We are a nation of thousands upon thousands of worlds, and we can’t prevent a child from starving to death right next to one of our faction academies.

The page looked as though it had been crumpled. Even though it knew better, Hemiola caught itself trying to smooth the paper out. The image, of course, was amenable to no such thing.

“Jedao,” it said, “you had better see this.”

After reading the page, Jedao sat in silence for a time. Eventually he said, “This sister of his. I wonder what happened to her, and why he never spoke of her. It’s not the question I thought I was going to be asking.”

“There are going to be a lot more of those,” 1491625 said.

“Maybe that was what drove him to become heptarch,” Hemiola said, “in a world long ago.”

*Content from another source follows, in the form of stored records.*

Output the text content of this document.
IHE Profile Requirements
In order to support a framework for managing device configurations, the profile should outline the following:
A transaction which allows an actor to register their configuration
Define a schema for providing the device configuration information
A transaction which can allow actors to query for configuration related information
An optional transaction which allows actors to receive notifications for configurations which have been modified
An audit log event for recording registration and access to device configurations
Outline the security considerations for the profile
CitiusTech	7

“Yes,” Jedao said. “In all the years I’ve known him, I never would have guessed. I’m starting to think I never understood him at all. And now we have to figure out what he’s been thinking all this time, what his plan for the heptarchate was, before it’s too late for the rest of us.”

CHAPTER SEVEN

WHEN NIRAI KUJEN returned the next day, Jedao and Dhanneth were taking a break with a game of jeng-zai. Jedao had asked Dhanneth to check his plan for the first battle, and then the two of them had looked over the logistics. Among other things, Jedao couldn’t help wondering if all majors were this well-versed in tactics, or if Kujen had picked him an unusually competent aide. There was no tactful way to ask, so he didn’t. Dhanneth had told him that the staff should double-check the details, but Jedao felt better having Dhanneth’s opinion nonetheless, and Dhanneth had improved the presentation. In the course of the discussion it had emerged that Dhanneth played jeng-zai and had brought a deck with him. Jedao was beating Dhanneth, but he was putting up a good fight.

“Don’t yell at the major,” Jedao said quickly when Kujen peered at his hand. “It was my idea.”